Right up to the onset of the World War I the role of women was limited to managing homes and taking care of children. Women had pledged themselves to peace in transnational women’s solidarity. The emergence of the first world war served as an avenue for women to prove to a male dominated society that they were capable of doing more than just managing the homes and taking care of the children. In the heat of the war, many men soldiers remained wounded being rendered casualties as others were left dead. This created a gap in employment that prompted women being called upon to fill the gaps. By 1914 for instance, 5.09 million out of 23.8 million women in Britain had taken up jobs. Several thousand worked in ammunition factories, offices and big hangers for constructing aircraft. Some knitted socks for soldiers at the war front and others as volunteers. As a matter of fact, women had to work for money so that they could support their children back at home.

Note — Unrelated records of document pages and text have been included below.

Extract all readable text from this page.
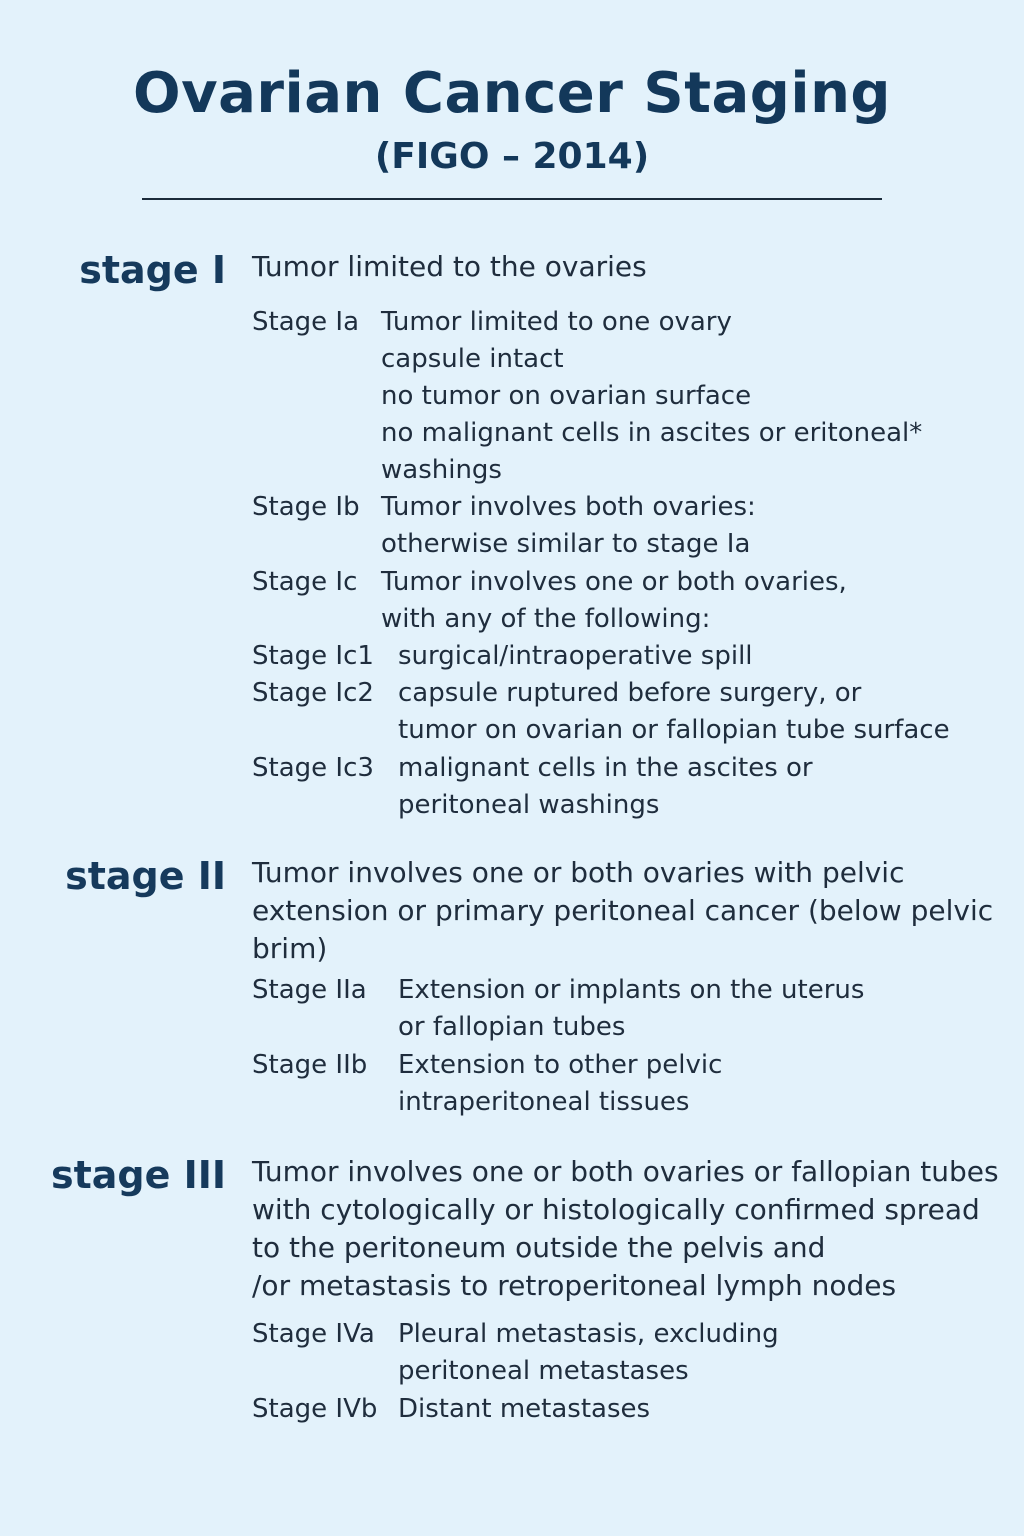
Ovarian Cancer Staging
(FIGO – 2014)
stage I Tumor limited to the ovaries
Stage Ia Tumor limited to one ovary
capsule intact
no tumor on ovarian surface
no malignant cells in ascites or eritoneal*
washings
Stage Ib Tumor involves both ovaries:
otherwise similar to stage Ia
Stage Ic Tumor involves one or both ovaries,
with any of the following:
Stage Ic1 surgical/intraoperative spill
Stage Ic2 capsule ruptured before surgery, or
tumor on ovarian or fallopian tube surface
Stage Ic3 malignant cells in the ascites or
peritoneal washings
stage II Tumor involves one or both ovaries with pelvic
extension or primary peritoneal cancer (below pelvic
brim)
Stage IIa Extension or implants on the uterus
or fallopian tubes
Stage IIb Extension to other pelvic
intraperitoneal tissues
stage III Tumor involves one or both ovaries or fallopian tubes
with cytologically or histologically confirmed spread
to the peritoneum outside the pelvis and
/or metastasis to retroperitoneal lymph nodes
Stage IVa Pleural metastasis, excluding
peritoneal metastases
Stage IVb Distant metastases
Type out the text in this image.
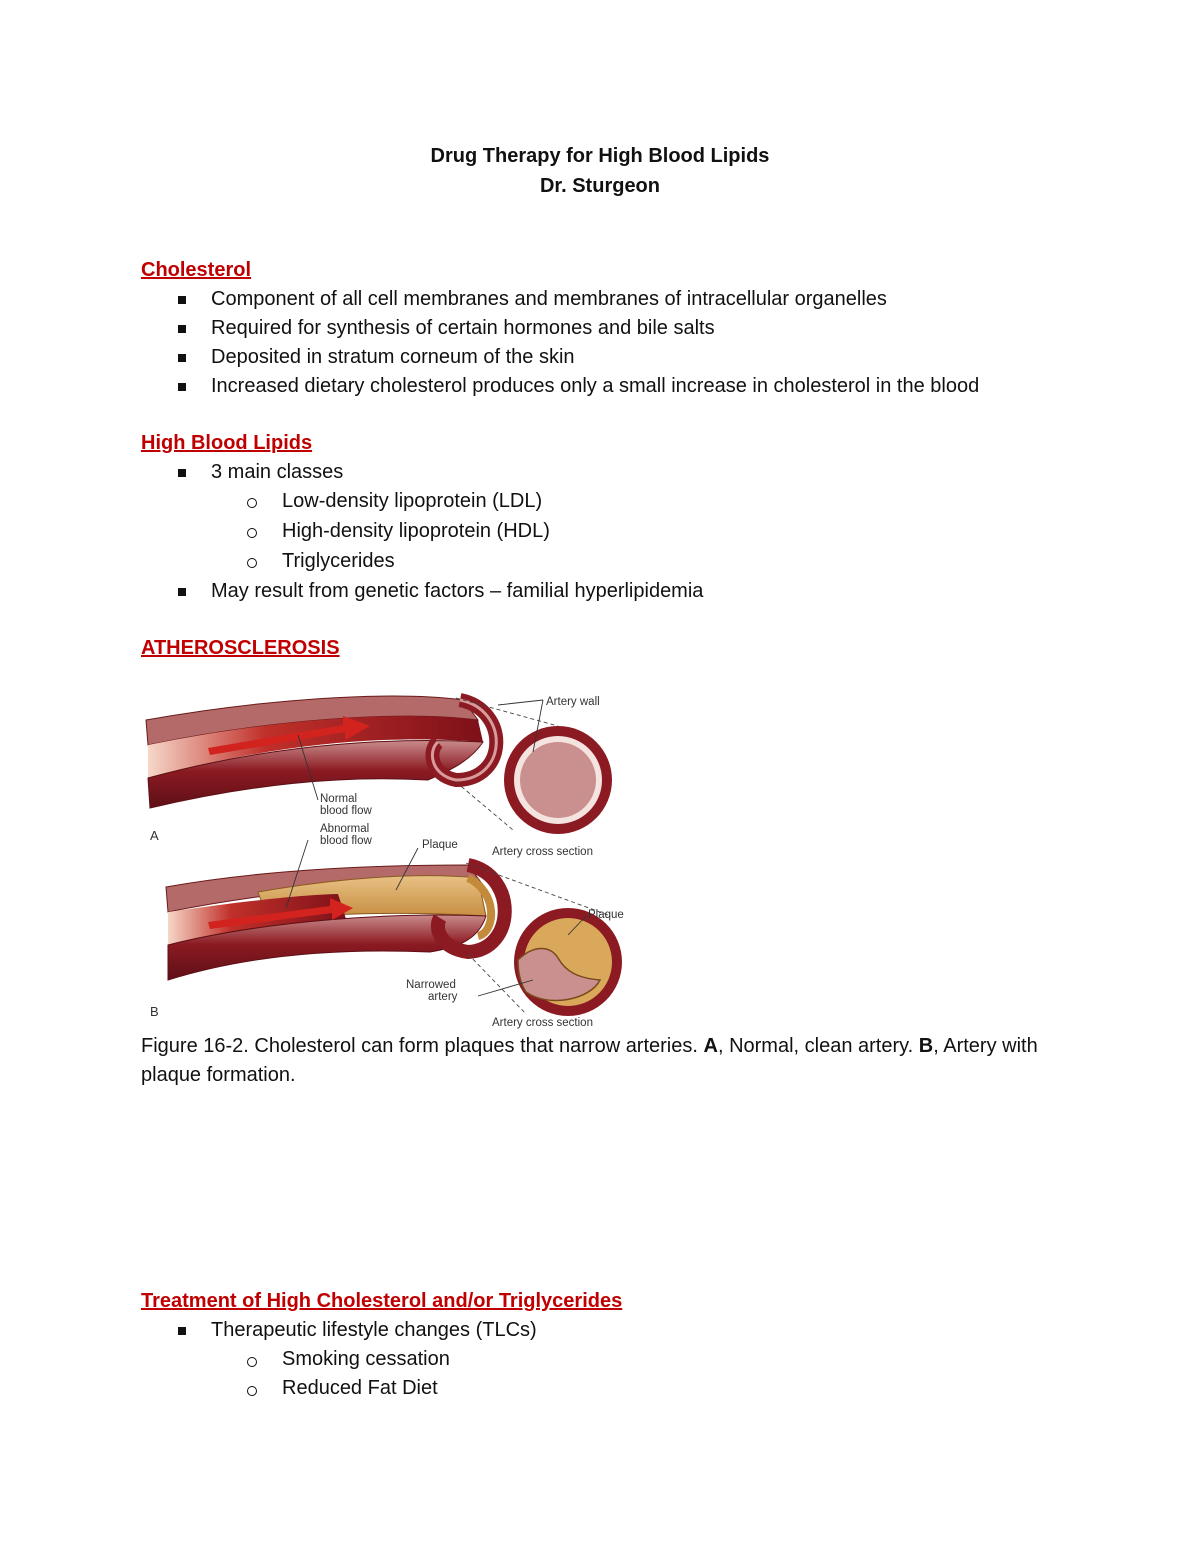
Drug Therapy for High Blood Lipids
Dr. Sturgeon
Cholesterol
Component of all cell membranes and membranes of intracellular organelles
Required for synthesis of certain hormones and bile salts
Deposited in stratum corneum of the skin
Increased dietary cholesterol produces only a small increase in cholesterol in the blood
High Blood Lipids
3 main classes
Low-density lipoprotein (LDL)
High-density lipoprotein (HDL)
Triglycerides
May result from genetic factors – familial hyperlipidemia
ATHEROSCLEROSIS
Artery wall
Normal
blood flow
A	Abnormal
blood flow	Plaque
Artery cross section
Plaque
Narrowed
artery
B
Artery cross section
Figure 16-2. Cholesterol can form plaques that narrow arteries. A, Normal, clean artery. B, Artery with plaque formation.
Treatment of High Cholesterol and/or Triglycerides
Therapeutic lifestyle changes (TLCs)
Smoking cessation
Reduced Fat Diet
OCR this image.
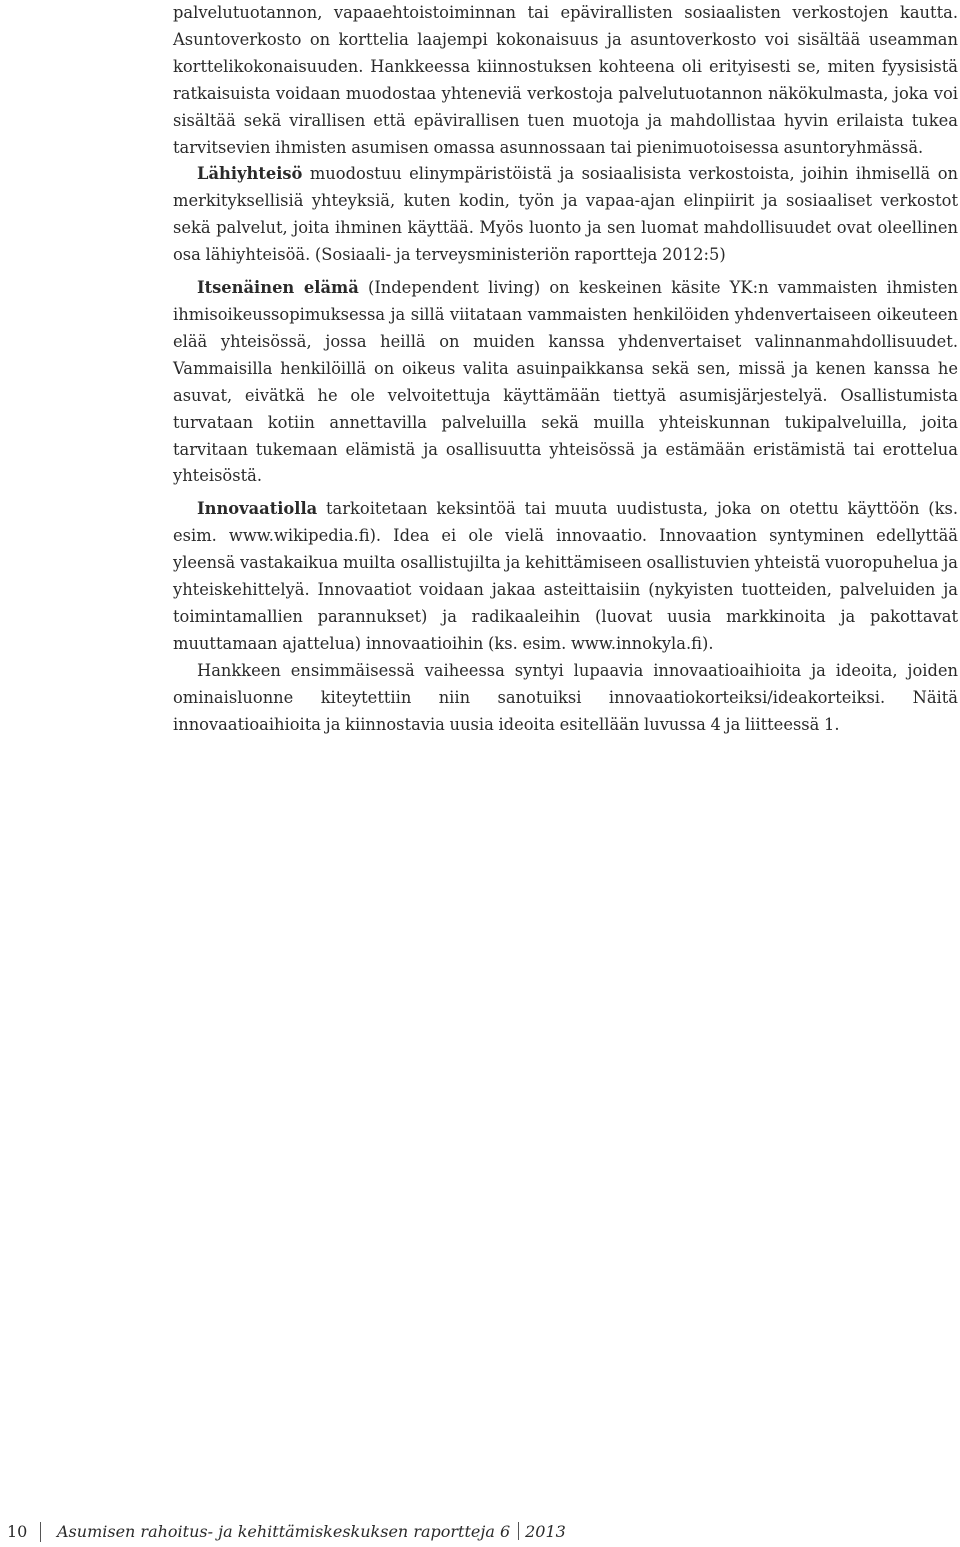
palvelutuotannon, vapaaehtoistoiminnan tai epävirallisten sosiaalisten verkostojen kautta. Asuntoverkosto on korttelia laajempi kokonaisuus ja asuntoverkosto voi sisältää useamman korttelikokonaisuuden. Hankkeessa kiinnostuksen kohteena oli erityisesti se, miten fyysisistä ratkaisuista voidaan muodostaa yhteneviä verkostoja palvelutuotannon näkökulmasta, joka voi sisältää sekä virallisen että epävirallisen tuen muotoja ja mahdollistaa hyvin erilaista tukea tarvitsevien ihmisten asumisen omassa asunnossaan tai pienimuotoisessa asuntoryhmässä.

Lähiyhteisö muodostuu elinympäristöistä ja sosiaalisista verkostoista, joihin ihmisellä on merkityksellisiä yhteyksiä, kuten kodin, työn ja vapaa-ajan elinpiirit ja sosiaaliset verkostot sekä palvelut, joita ihminen käyttää. Myös luonto ja sen luomat mahdollisuudet ovat oleellinen osa lähiyhteisöä. (Sosiaali- ja terveysministeriön raportteja 2012:5)

Itsenäinen elämä (Independent living) on keskeinen käsite YK:n vammaisten ihmisten ihmisoikeussopimuksessa ja sillä viitataan vammaisten henkilöiden yhdenvertaiseen oikeuteen elää yhteisössä, jossa heillä on muiden kanssa yhdenvertaiset valinnanmahdollisuudet. Vammaisilla henkilöillä on oikeus valita asuinpaikkansa sekä sen, missä ja kenen kanssa he asuvat, eivätkä he ole velvoitettuja käyttämään tiettyä asumisjärjestelyä. Osallistumista turvataan kotiin annettavilla palveluilla sekä muilla yhteiskunnan tukipalveluilla, joita tarvitaan tukemaan elämistä ja osallisuutta yhteisössä ja estämään eristämistä tai erottelua yhteisöstä.

Innovaatiolla tarkoitetaan keksintöä tai muuta uudistusta, joka on otettu käyttöön (ks. esim. www.wikipedia.fi). Idea ei ole vielä innovaatio. Innovaation syntyminen edellyttää yleensä vastakaikua muilta osallistujilta ja kehittämiseen osallistuvien yhteistä vuoropuhelua ja yhteiskehittelyä. Innovaatiot voidaan jakaa asteittaisiin (nykyisten tuotteiden, palveluiden ja toimintamallien parannukset) ja radikaaleihin (luovat uusia markkinoita ja pakottavat muuttamaan ajattelua) innovaatioihin (ks. esim. www.innokyla.fi).

Hankkeen ensimmäisessä vaiheessa syntyi lupaavia innovaatioaihioita ja ideoita, joiden ominaisluonne kiteytettiin niin sanotuiksi innovaatiokorteiksi/ideakorteiksi. Näitä innovaatioaihioita ja kiinnostavia uusia ideoita esitellään luvussa 4 ja liitteessä 1.

10 Asumisen rahoitus- ja kehittämiskeskuksen raportteja 6 2013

One of the major roles played by women during the first and second world wars was that of Nursing. Young women voluntarily joined the Voluntary Aid Detachment (VADs) and First Aid Nursing Yeomanry (FANYs). Such women underwent basic medical training and accompanied the soldiers to the battlefields. Although they did not actively participate in war, their role was to comfort the wounded soldiers and provide basic medical treatment.
The raging world wars prompted inclusion of women not only within the army but also in the civilian workforce. The United States and Britain mobilised women to join war related industries and other workplaces to avail men for military duties. Women were assigned monition jobs. Women were seen daily manufacturing tanks and parachutes, and bomb casings. This job was dangerous as it exposed most women to sulphur that made their skins turn yellow. As a result of their crucial contribution to the war, these women got nicknamed “canaries.” However in 1918 after the World War I and when the men came back from war, these women left such jobs to the men (Canadian Government).
The beginning of World War II led to a global conflict on a very wide and scale that there came an urgent need to mobilize the entire population, including women into war. The role of women became extensive in the World War II as compared to World War I. By 1945, about 400,000 of the US women served in the armed forces and about 500 of them died during the war. In the process, women became recognised as a permanent entity of the armed forces. This was crowned by the passing of the Women’s Armed Services Integration Act of 1948 (Goldstein). In Britain, the contribution of both men and women got acknowledgement by using the term “home front” to indicate that the war was being fought on a domestic scale too. Many women served with the Women’s Auxiliary Fire Service, the Air Rapid Precautions and Women Auxiliary Police Corps.
At the end of the Second World War, it became a very difficult transition when women were finally expected to give up their jobs to their male counterparts who had come from the war. Many women had gotten used to these jobs and were drawing enjoyment from them, particularly in the workforce (Goldstein). In countries like the US, rules had been enacted to recognise the roles of women in the active participation in the country’s development. It is thus evident that women played a major contribution in World Wars. These wars provided an opportunity to discover the untapped potential that women possessed.